Gemeinsam mit dem evangelischen Pastor und Naturheilkundler Emanuel Felke hatte Friedrich H. Pascoe den Bereich der Komplexmittelhomöopathie entwickelt. 1894 hatte er die Mellinghoff'sche Apotheke in Mülheim an der Ruhr übernommen; hier wurden später die ersten Mittel hergestellt.

1930 übernahm sein Sohn die Leitung des Unternehmens. Seit 1983 leitet Jürgen F. Pascoe in dritter Generation gemeinsam mit seiner Frau Annette die Geschäfte. Die Seniorchefin schaute bis zuletzt täglich im Büro vorbei.

Von den anfangs rund 5000 Produkten werden heute noch 200 vertrieben, darunter auch pflanzliche Medikamente, Nahrungsergänzungsmittel und hochdosierte Vitaminpräparate. Einer der Schwerpunkte von Pascoe liegt auf den Bereichen Psyche und Seele. „Aber wir haben eine breite Produktpalette für alle Anwendungsgebiete“, sagt Annette Pascoe.

Nach einem Einbruch von 13 Prozent auf rund 18 Millionen Euro Umsatz im Jahr 2010 wächst Pascoe jetzt seit drei Jahren zweistellig. Rund 200 Mitarbeiter arbeiten für das Unternehmen. Für die Zukunft ist eine neue Produktionsstätte geplant, der Baubeginn wird Anfang 2016 sein.

Pascoe exportiert in 30 Länder weltweit, in Toronto und Wien unterhält das Unternehmen eigene Niederlassungen. Rund 40 Prozent des Umsatzes werden im Ausland gemacht. Die Rohstoffe für die Naturmedizin kommen aus aller Welt, aber auch aus der Gießener Region: Dort arbeitet Pascoe mit einem Kräuterhof zusammen, wo zum Beispiel Lilie, Sonnenhut und Calendula angebaut werden. Produziert wird nur in Deutschland. In der Vergangenheit hatte das Unternehmen mehrmals die deutsche olympische Nationalmannschaft als offizieller Lieferant mit Injektionen gegen Erkältungen und Schwellungen versorgt.

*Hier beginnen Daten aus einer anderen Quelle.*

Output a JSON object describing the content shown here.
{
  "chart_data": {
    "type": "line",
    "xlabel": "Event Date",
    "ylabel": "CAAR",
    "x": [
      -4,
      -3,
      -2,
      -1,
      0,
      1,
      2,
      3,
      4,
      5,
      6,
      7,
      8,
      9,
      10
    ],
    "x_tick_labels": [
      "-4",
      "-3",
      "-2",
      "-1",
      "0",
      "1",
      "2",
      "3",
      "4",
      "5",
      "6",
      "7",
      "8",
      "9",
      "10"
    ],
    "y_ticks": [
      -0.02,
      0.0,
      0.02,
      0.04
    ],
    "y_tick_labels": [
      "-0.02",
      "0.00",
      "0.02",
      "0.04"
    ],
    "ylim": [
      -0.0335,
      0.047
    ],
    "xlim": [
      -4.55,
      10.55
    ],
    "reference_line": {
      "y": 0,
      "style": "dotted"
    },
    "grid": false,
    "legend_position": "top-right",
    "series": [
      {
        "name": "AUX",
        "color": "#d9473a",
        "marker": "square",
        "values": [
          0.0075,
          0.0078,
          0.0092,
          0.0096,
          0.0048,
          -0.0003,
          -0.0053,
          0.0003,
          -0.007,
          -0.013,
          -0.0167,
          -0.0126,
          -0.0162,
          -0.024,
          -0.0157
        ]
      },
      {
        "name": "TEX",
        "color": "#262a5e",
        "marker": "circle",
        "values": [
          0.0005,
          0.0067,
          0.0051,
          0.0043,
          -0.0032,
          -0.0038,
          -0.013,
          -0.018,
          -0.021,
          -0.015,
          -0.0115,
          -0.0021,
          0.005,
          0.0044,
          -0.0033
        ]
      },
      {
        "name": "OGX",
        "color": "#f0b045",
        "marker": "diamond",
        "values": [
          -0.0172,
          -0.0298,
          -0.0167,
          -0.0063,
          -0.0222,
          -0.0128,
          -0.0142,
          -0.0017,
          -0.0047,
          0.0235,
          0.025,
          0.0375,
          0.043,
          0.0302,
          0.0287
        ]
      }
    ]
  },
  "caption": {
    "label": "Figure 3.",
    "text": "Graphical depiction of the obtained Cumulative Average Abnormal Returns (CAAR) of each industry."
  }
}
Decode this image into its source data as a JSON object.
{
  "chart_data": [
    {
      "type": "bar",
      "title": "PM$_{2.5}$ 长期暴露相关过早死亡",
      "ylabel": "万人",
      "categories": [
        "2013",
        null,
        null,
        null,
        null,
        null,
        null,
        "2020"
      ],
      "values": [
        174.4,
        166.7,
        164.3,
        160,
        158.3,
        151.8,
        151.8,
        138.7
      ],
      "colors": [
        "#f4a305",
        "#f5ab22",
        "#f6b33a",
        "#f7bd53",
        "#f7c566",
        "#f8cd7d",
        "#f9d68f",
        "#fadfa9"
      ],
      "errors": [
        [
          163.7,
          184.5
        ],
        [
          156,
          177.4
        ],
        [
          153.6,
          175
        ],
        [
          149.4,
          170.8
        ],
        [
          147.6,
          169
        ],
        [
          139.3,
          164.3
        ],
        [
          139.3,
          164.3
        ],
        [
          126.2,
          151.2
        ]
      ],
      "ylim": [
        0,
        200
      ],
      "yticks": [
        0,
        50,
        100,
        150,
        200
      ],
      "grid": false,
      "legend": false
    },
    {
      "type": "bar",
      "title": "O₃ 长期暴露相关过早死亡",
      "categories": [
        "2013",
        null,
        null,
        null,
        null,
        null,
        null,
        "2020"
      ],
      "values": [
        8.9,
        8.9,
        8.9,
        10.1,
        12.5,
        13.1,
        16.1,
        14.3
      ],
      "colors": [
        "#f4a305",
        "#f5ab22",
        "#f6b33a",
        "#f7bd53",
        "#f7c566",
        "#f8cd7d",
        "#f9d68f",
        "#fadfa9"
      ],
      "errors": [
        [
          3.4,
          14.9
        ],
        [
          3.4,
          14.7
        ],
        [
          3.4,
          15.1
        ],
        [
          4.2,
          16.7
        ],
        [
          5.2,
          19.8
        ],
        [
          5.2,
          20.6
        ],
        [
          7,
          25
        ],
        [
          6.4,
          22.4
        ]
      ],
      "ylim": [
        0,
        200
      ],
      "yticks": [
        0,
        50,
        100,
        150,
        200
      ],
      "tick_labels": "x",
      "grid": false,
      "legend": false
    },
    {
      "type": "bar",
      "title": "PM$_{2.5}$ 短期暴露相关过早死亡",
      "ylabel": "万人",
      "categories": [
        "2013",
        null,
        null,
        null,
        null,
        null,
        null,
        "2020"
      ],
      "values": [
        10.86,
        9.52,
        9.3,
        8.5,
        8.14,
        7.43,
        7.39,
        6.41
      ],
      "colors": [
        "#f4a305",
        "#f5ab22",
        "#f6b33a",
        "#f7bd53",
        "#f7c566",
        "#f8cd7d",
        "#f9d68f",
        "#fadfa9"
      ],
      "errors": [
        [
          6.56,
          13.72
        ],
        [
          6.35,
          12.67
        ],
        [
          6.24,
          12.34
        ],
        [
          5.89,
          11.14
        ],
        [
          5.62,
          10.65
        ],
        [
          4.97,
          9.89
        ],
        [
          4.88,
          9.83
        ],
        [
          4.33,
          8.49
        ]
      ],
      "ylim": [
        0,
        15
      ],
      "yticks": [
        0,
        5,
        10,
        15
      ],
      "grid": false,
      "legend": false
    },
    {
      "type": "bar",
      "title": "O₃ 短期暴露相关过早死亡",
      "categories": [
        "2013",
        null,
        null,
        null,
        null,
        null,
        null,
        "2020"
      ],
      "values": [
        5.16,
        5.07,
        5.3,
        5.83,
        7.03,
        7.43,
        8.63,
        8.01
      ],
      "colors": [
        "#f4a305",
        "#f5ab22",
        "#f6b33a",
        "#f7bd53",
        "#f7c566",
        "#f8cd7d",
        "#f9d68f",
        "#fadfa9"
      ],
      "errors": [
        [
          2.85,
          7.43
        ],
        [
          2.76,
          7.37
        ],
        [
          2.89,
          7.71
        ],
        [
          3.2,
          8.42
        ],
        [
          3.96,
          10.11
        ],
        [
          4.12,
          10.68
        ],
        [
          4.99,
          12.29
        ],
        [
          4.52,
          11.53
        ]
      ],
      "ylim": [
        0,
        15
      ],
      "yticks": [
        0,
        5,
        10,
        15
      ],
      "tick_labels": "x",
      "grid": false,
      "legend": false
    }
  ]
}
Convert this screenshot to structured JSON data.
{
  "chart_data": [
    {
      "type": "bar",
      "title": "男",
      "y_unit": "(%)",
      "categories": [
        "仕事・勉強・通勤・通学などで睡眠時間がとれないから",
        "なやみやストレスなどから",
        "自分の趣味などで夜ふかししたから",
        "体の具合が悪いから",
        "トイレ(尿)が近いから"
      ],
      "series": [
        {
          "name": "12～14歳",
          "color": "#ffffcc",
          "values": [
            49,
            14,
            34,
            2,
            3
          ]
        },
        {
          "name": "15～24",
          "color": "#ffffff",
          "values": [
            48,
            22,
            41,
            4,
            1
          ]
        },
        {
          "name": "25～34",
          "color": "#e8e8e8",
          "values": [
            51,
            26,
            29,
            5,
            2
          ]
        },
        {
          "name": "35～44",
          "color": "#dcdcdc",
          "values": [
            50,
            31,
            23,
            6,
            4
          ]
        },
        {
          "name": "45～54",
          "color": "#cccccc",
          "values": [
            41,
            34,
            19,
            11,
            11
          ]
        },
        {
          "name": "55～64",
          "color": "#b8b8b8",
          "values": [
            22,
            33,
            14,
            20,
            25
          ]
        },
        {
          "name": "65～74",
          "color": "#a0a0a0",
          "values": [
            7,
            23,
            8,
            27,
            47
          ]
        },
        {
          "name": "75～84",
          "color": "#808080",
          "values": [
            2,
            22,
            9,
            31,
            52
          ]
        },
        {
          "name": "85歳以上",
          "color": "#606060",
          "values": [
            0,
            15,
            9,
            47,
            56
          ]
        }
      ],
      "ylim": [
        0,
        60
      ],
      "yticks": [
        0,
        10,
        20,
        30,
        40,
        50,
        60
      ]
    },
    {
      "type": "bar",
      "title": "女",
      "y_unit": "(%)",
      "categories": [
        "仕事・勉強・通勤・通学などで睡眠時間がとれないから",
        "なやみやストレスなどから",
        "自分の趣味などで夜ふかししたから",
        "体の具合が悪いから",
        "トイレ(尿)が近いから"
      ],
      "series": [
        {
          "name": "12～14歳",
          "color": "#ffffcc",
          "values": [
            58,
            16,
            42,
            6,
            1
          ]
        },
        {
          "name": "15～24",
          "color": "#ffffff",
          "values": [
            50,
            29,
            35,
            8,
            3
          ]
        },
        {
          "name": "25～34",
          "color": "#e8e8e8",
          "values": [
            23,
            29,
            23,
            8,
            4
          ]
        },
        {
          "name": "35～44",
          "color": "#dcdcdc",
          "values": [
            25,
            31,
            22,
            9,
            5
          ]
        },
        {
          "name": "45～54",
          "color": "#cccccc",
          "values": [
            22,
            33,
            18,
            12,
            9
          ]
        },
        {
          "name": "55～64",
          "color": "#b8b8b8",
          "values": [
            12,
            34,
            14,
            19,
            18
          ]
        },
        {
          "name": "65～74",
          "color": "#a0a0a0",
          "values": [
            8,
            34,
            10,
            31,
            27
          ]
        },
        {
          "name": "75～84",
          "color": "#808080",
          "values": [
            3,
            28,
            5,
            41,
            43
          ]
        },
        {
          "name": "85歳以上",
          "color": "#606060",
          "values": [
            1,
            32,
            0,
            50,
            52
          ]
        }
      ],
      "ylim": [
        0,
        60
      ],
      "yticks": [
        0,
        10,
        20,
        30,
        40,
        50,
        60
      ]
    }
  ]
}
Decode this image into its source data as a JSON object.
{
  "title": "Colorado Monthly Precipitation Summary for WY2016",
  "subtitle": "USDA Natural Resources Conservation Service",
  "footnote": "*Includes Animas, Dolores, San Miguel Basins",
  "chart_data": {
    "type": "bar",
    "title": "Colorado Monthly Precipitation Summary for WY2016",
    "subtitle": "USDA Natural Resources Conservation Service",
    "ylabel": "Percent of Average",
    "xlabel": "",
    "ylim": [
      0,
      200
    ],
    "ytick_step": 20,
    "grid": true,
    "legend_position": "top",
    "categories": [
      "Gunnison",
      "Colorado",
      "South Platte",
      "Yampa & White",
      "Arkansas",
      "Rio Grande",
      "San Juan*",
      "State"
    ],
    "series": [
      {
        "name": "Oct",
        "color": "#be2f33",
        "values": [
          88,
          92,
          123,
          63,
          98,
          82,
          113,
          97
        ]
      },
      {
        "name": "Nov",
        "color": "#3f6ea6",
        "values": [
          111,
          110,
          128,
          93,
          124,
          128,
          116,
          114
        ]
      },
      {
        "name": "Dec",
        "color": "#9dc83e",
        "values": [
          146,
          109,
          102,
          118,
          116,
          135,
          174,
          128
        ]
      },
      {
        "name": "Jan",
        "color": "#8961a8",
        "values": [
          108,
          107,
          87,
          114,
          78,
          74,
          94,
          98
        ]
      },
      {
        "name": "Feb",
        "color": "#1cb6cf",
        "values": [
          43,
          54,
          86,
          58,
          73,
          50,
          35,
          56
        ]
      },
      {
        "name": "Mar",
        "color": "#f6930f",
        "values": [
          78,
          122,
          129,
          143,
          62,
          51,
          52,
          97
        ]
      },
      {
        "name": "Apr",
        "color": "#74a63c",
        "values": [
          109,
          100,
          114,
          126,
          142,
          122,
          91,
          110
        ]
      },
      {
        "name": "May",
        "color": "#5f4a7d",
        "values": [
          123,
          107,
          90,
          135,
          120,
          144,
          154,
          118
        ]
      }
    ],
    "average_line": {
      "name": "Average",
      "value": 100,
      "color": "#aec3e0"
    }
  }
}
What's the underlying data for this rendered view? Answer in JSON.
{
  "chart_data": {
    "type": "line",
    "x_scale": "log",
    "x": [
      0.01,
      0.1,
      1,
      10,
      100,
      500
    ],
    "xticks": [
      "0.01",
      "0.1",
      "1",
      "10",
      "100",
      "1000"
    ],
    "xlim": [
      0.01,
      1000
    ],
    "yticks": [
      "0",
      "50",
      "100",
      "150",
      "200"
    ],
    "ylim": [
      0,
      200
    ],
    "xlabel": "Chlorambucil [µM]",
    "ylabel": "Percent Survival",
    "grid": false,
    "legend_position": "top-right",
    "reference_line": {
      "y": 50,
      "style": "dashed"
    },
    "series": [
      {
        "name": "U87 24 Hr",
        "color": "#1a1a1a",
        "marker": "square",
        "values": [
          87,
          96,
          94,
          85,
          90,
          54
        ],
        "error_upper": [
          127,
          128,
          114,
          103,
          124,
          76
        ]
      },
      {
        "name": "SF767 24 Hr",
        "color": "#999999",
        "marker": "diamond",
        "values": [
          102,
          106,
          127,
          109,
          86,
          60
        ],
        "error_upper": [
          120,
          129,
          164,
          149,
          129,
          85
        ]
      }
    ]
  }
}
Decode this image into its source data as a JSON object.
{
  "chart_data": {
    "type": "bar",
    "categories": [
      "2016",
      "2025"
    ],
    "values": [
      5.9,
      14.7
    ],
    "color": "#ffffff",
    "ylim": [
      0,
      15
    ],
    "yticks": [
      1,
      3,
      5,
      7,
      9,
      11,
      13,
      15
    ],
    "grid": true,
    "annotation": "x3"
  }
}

Die umsatzstärksten Produkte sind zurzeit Neurapas balance, das Passionsblumenpräparat Pascoflair zur Beruhigung sowie die Basentabs pH-balance Pascoe, Nahrungsergänzungsmittel mit basischen Mineralstoffen und Zink zur Entsäuerung. Gut verkauft sich auch die Lymphdiaral-Familie gegen Erkrankungen der Atemwege und zur Behandlung des lokalen Lymphsystems bei Infekten des Hals-Nasen-Rachenraumes.

Seit 1961 werden die Produkte in einer eigenen klinischen Abteilung erforscht. Zehn Ärzte und Apotheker arbeiten dort, rund 15 Prozent des Umsatzes fließen in placebokontrollierte, doppelblinde klinische Studien. Zusammengearbeitet wird dabei mit Kliniken, niedergelassenen Ärzten und Heilpraktikern, aber auch Universitäten im In- und Ausland. Ein Ziel ist es dabei, die Naturmedizin als gleichberechtigten Partner der Schulmedizin zu etablieren.